Po naradzie wyraźnie się wyprostował, a słysząc o planie i dogadaniu się jego ogon zaczął z radości wyprawiać za nim różne dzikie tańce.
– Jakby co moja siostra uwielbia wielbłądy, więc może mógłbym kilka z nich odkupić i dać jej, co ty na to. – powiedział, podskakując przednimi łapkami.
Wystraszył się nagłym zniknięciem Ognistego Astrala i pojawieniem się jakiegoś zmutowanego Łowcy Smoków, jednakże szybko okazało się, że to tylko Astral w przebraniu. Uff, co za ulga, już myślał, że znowu stanie się żywym szaszłykiem.
– Super przebranie. – skomentował w momencie, gdy szpieg znikał. Oby wrócił z głową na karku!
Rytm widząc, jak potem Ciumkacz zmienia się w stylową Agawę, od razu zakrył swój pyszczek skrzydłami ze wstydu, widząc ponownie jej śliczny, pustynny wygląd.
Na szczęście Ciumkaczowy głos wybił go z rytmu zauroczenia i udało smokowi się powrócić do zmysłów.
– O,ooona jest chyba trochę bardziej zamknięta w sobie, p-przynajmniej jak ją widziałem ostatnio. – powiedział onieśmielony, powoli odkładając swoje skrzydła w pozycję spoczynkową. Końcówka ogonka jednak nadal mu drgała. – Nawet na mnie warknęła, ale to chyba znaczy że też się jej podobam, nie. – przekrzywił swój pasywno-groźnie wyglądający łebek, nie mogąc się nasycić wystarczająco doskonałości Ciumkaczowego przebrania. Pokiwał energicznie, zgadzając się na symulację spotkania. Rety, tak dużo o tym myślał, a na tak niewiele zdołał się zdecydować, rozważając wszelakie scenariusze. Starał się jednak być pewny siebie i pokazać z jak najlepszej, najbardziej-swojej strony!

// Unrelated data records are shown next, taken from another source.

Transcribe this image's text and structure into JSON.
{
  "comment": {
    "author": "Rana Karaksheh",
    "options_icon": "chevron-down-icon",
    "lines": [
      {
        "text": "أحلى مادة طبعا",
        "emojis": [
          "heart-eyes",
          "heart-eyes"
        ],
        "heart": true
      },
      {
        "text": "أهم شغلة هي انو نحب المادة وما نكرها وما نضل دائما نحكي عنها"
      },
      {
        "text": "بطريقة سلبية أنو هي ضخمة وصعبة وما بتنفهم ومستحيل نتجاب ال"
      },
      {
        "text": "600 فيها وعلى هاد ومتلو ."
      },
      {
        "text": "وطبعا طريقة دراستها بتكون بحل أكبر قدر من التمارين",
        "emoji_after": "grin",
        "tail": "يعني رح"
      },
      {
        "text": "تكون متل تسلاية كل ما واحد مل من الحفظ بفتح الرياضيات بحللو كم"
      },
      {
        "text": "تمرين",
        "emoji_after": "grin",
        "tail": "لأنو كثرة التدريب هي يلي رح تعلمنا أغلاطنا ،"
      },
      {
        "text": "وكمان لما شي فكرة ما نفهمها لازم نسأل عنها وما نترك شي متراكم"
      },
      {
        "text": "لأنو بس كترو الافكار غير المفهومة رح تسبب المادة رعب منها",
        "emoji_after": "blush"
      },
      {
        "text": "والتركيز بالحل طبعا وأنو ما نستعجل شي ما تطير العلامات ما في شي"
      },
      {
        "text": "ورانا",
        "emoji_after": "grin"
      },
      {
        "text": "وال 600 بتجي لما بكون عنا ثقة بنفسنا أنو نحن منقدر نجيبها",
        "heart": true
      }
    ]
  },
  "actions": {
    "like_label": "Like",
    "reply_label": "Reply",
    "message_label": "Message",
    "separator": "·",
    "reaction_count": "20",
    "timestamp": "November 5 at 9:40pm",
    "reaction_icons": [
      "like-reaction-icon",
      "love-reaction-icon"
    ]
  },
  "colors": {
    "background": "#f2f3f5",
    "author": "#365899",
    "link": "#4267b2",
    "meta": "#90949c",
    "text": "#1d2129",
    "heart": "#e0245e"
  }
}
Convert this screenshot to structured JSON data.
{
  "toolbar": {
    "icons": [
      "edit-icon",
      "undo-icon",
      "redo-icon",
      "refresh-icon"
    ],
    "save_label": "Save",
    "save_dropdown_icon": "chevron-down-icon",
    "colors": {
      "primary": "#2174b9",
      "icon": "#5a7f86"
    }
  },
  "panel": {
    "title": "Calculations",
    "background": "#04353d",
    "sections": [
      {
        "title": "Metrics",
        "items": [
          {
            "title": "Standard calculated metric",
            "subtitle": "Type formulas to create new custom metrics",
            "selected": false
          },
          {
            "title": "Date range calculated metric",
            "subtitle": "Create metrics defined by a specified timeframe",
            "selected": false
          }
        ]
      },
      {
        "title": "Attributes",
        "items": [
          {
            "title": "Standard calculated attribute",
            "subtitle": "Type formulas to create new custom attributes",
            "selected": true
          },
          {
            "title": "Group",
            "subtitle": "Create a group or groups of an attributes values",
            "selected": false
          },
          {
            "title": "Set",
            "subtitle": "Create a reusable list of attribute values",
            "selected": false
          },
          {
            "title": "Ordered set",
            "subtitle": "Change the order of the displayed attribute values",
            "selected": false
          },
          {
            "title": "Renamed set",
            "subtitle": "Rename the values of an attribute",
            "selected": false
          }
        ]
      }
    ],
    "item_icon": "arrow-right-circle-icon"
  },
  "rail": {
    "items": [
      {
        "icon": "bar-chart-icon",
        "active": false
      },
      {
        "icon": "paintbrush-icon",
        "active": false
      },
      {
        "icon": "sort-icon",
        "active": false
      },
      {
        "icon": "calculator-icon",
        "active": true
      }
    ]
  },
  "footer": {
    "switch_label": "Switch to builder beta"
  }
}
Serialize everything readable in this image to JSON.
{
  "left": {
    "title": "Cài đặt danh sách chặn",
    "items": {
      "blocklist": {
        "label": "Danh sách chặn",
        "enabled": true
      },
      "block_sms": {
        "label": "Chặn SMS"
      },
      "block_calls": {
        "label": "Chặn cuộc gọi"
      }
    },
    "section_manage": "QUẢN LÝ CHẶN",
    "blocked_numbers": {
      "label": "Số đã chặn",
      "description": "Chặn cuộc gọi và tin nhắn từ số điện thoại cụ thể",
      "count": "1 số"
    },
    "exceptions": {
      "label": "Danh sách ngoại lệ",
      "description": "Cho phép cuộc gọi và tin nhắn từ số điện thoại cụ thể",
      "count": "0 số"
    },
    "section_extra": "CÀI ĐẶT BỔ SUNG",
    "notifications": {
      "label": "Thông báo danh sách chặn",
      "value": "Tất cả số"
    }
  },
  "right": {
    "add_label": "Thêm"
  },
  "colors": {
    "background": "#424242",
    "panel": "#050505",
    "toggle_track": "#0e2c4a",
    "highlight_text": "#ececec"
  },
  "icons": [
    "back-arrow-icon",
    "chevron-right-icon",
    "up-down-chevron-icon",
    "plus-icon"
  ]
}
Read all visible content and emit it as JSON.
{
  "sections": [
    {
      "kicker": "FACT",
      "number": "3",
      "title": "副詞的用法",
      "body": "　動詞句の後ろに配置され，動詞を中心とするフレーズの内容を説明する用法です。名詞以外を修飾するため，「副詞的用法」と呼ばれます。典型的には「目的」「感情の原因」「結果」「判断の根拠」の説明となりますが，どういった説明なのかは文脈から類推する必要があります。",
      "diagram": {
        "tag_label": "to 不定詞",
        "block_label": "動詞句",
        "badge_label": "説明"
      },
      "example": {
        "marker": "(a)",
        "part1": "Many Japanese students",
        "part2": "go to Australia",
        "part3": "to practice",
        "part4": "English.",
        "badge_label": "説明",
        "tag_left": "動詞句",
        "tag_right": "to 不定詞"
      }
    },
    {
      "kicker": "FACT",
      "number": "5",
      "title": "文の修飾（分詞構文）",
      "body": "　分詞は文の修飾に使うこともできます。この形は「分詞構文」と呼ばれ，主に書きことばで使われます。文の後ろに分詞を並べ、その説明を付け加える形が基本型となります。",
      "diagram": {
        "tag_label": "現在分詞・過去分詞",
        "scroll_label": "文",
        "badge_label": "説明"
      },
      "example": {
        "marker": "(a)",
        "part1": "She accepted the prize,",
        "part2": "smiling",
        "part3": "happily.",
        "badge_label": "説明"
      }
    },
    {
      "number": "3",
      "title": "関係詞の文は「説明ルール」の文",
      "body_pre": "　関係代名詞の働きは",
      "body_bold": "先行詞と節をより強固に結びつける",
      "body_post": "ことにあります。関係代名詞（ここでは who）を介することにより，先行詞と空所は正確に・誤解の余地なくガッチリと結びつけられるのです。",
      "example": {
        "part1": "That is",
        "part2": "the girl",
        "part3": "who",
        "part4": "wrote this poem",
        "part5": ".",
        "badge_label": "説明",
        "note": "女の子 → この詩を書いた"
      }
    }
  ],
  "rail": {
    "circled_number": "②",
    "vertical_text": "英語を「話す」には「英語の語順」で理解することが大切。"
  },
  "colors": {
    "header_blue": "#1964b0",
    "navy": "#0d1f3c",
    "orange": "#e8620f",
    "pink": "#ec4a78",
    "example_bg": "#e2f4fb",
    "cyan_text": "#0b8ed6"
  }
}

Wziął głęboki wdech i wydech, aby się uspokoić. Okej, takie były już symulacje, teraz tylko wyegzekwować ją w taki sam sposób, w jaki robił to na swoich indywidualnych próbach.
– Czeeeść Agawa, witam słonecznie. – Smok wyszedł przed kamień, z łapami szeroko rozstawionymi, z jednej strony jakby gotowymi do starcia, a z drugiej poprzez otwartość skrzydeł i wyprostowanie się od razu można było gołym okiem stwierdzić, że szykował się do czegoś innego.
– Wyglądasz jak najbardziej soczystszy kaktus na całej pustyni. – powiedział głośno i nagle... zaczął się kiwać na boki, rytmicznie. Odwrócił spody swych skrzydeł, by zaprezentować je imitacji samicy i oczarować ją ich mocno błękitnymi kolorami.
– A na tej pustyni jestem wodą, którą do siebie przyciągasz. – Rytm zaczął... tańczyć. Z szeroko rozłożonymi, prezentowanymi skrzydłami skierowanymi do przodu stawiał spokojnie, płynnie i rytmicznie kroki; dwa w prawo, imitacja następnego, i potem dwa w lewo z kolejną imitacją stawienia kroku trzeciego. Raz-dwa trzy, raz-dwa trzy... Powtarzał te ruchy mówiąc dalej.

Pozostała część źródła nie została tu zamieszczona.